Ce qui peut nous singulariser, c'est la place active que nous donnons aux habitants, aux jeunes eux-mêmes dans la construction du projet. Pour progressivement redonner confiance aux gens, il faut les accompagner dans ce travail émancipateur qui consiste à se responsabiliser. Il s'agit de voir que les jeunes, les habitants et les familles sont eux-mêmes des ressources et pas uniquement des bénéficiaires d’actions. Donc cela nous donne une culture un peu particulière au sein de l'ESS. 

Sur la dernière partie de la question, pour travailler avec des publics pauvres dans des territoires, il faudra toujours de l’argent public. Quand vous travaillez sur l’intérêt général, il faut de toutes façons mobiliser de l’argent public, au titre de la solidarité et de la continuité territoriale. Une logique de marché ne pourra pas régler cette question-là.

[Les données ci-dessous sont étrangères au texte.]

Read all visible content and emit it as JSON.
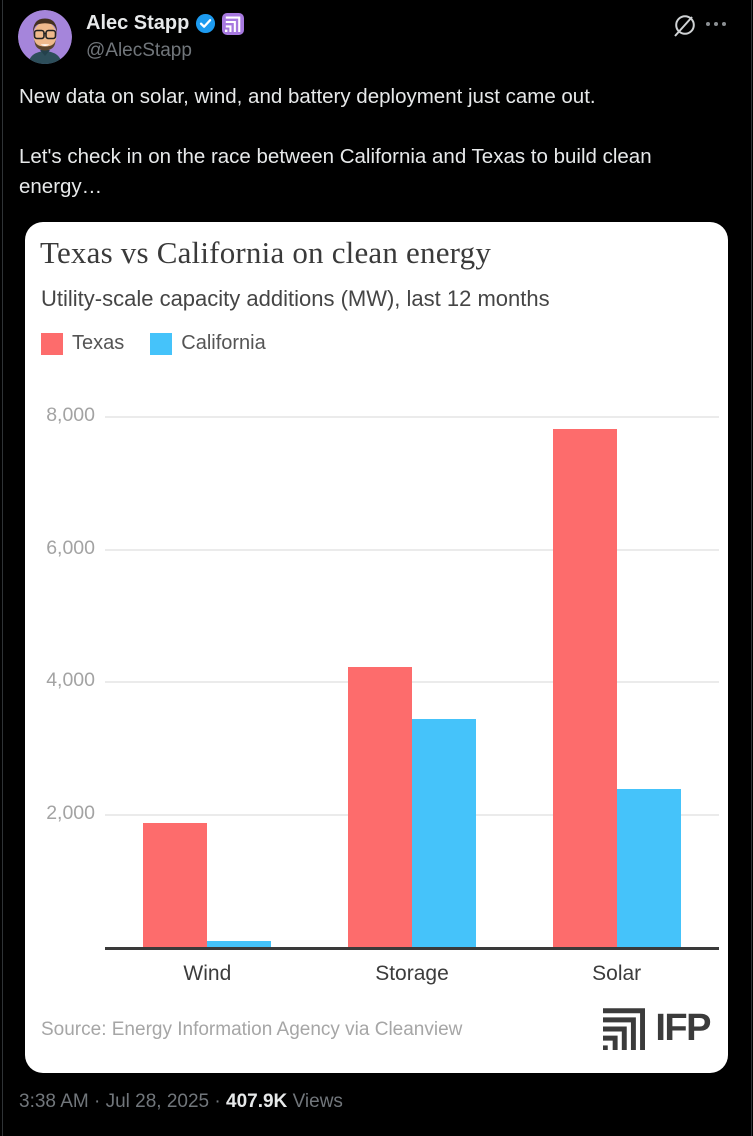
{
  "page": {
    "background": "#000000",
    "column_border_color": "#2f3336"
  },
  "header": {
    "display_name": "Alec Stapp",
    "handle": "@AlecStapp",
    "icons": {
      "verified_badge": "blue-check-seal",
      "verified_color": "#1d9bf0",
      "name_emoji": "ifp-logo-purple-square",
      "name_emoji_bg": "#a779e0",
      "grok": "circle-with-slash",
      "more": "three-dots"
    }
  },
  "tweet": {
    "paragraph1": "New data on solar, wind, and battery deployment just came out.",
    "paragraph2": "Let's check in on the race between California and Texas to build clean energy…"
  },
  "chart_data": {
    "type": "bar",
    "title": "Texas vs California on clean energy",
    "subtitle": "Utility-scale capacity additions (MW), last 12 months",
    "categories": [
      "Wind",
      "Storage",
      "Solar"
    ],
    "series": [
      {
        "name": "Texas",
        "color": "#FD6C6C",
        "values": [
          1870,
          4220,
          7820
        ]
      },
      {
        "name": "California",
        "color": "#45C3FA",
        "values": [
          90,
          3440,
          2390
        ]
      }
    ],
    "y_ticks": [
      2000,
      4000,
      6000,
      8000
    ],
    "y_tick_labels": [
      "2,000",
      "4,000",
      "6,000",
      "8,000"
    ],
    "ylim": [
      0,
      8400
    ],
    "grid": "horizontal",
    "legend_position": "top-left",
    "source": "Source: Energy Information Agency via Cleanview",
    "logo_text": "IFP"
  },
  "footer": {
    "timestamp": "3:38 AM · Jul 28, 2025",
    "separator": " · ",
    "views_count": "407.9K",
    "views_label": " Views"
  }
}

(1) Coorganisées par le Cnajep (Comité pour les relations nationales et internationales des associations de jeunesse et d'éducation populaire) et la ville de Poitiers, ces Rencontres ont bénéficié du soutien financier du Fonjep, Hexopée, l'Injep et la région Nouvelle-Aquitaine. Parmi les partenaires de ces rencontres, sont cités : l'Association des maires de France et des présidents d’intercommunalité (AMF), l'Association des maires ruraux de France (AMRF), l'Anacej, France urbaine, Régions de France, Le Nouvel Obs, le Crajep Nouvelle-Aquitaine, le Creps Poitiers et le Collectif des maisons de quartier de Poitiers.